Engellilere yönelik kamu hizmetlerinin geliştirilmesi ve var olan sağlamcı ayrımcılığının azaltılması kapsamlı bir kamu politikası ile mümkündür. Ancak engellilere bütçeden ayrılan pay yüzde 2 bile değildir. Engellilerin istihdam oranı çok düşük olup, zaten az olan yüzde 3 yasal kota bile doldurulmamaktadır. İstihdam kotası nüfusun içindeki oran kadar olmalıdır. Bize göre; bugün nüfusun içinde engellilerin oranı yüzde 10 ise istihdam kotası da yüzde 10 olmalıdır. Engellilerin en önemli sorunları erişilebilirlik ve tüm yurttaşlar gibi yoksulluk ve ekonomik krizle mücadeledir. Fiziki erişilebilirlik sorunları çözülmediğinden milyonlarca engelli bir tür tecrit altında olup ev hapsindedir. Engellilere verilen ödeneklerin miktarı enflasyon karşısında erimiştir.

Partimiz Halkların Eşitlik ve Demokrasi Partisi, tüm engellilere en az asgari ücret kadar temel yurttaşlık geliri sağlanması gerektiğini savunuyor. Çünkü mevcut durumda verilen temel ödenekler en temel ihtiyaçları olan temel tıbbi ve medikal ihtiyaçları bile artık karşılayamaz düzeydedir. Engellilerin çok önemli sorunlarından biri de temsildir. Engellilerin medyada, ekonomide, sanatta ve siyasette temsili eksik ve sorunludur. Sağlamcıların egemen olduğu bu alanlarda yeni eşitlikçi bir dille temsil alanları açılmalıdır.

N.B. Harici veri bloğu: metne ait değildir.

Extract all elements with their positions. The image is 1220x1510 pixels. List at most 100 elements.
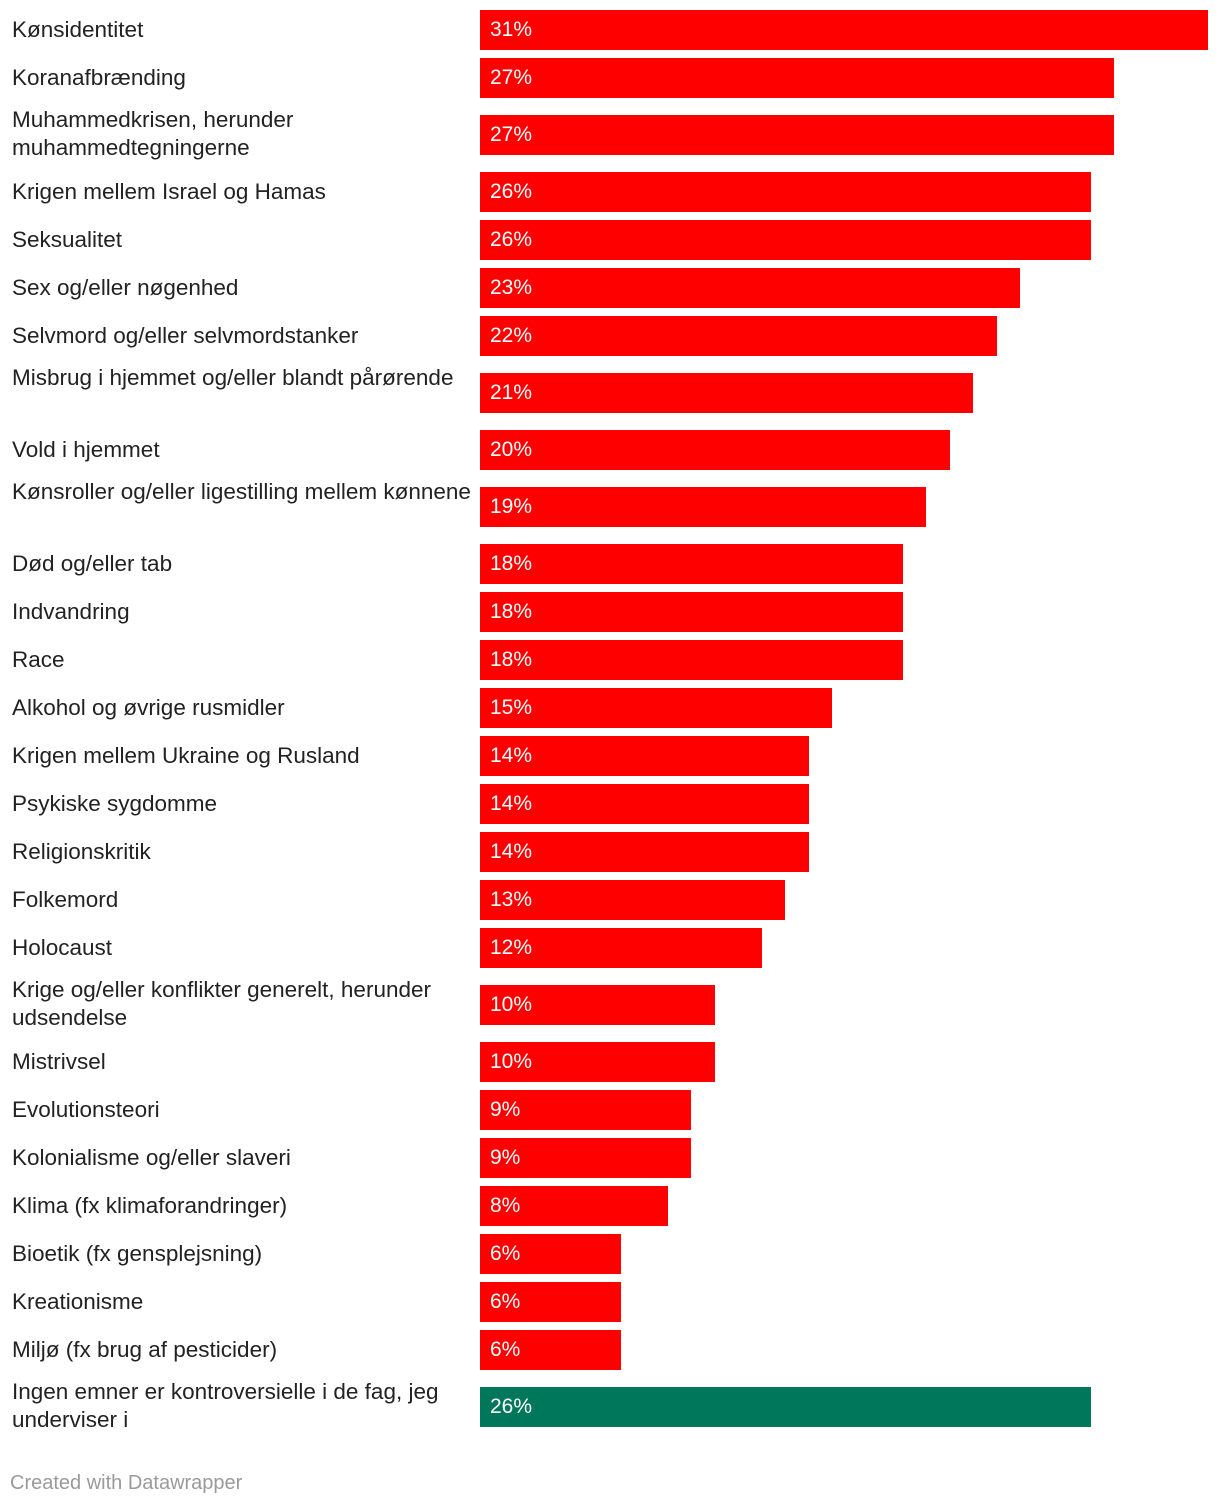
- category-label: Mistrivsel: [12, 1049, 106, 1074]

Engellilerin yerel ve genel siyasette temsiliyeti bizlerin de daha çok üzerinde durması gereken konulardan biri. Engelliler için yeni bir yaşamı; paradigmamızı toplumsallaştırarak, engelliler ile çalışarak mümkün kılabiliriz. Biz, Halkların Eşitlik ve Demokrasi Partisi olarak engelli yurttaşlarımızla çalışıyoruz ama bunu daha da büyütmek istiyoruz.”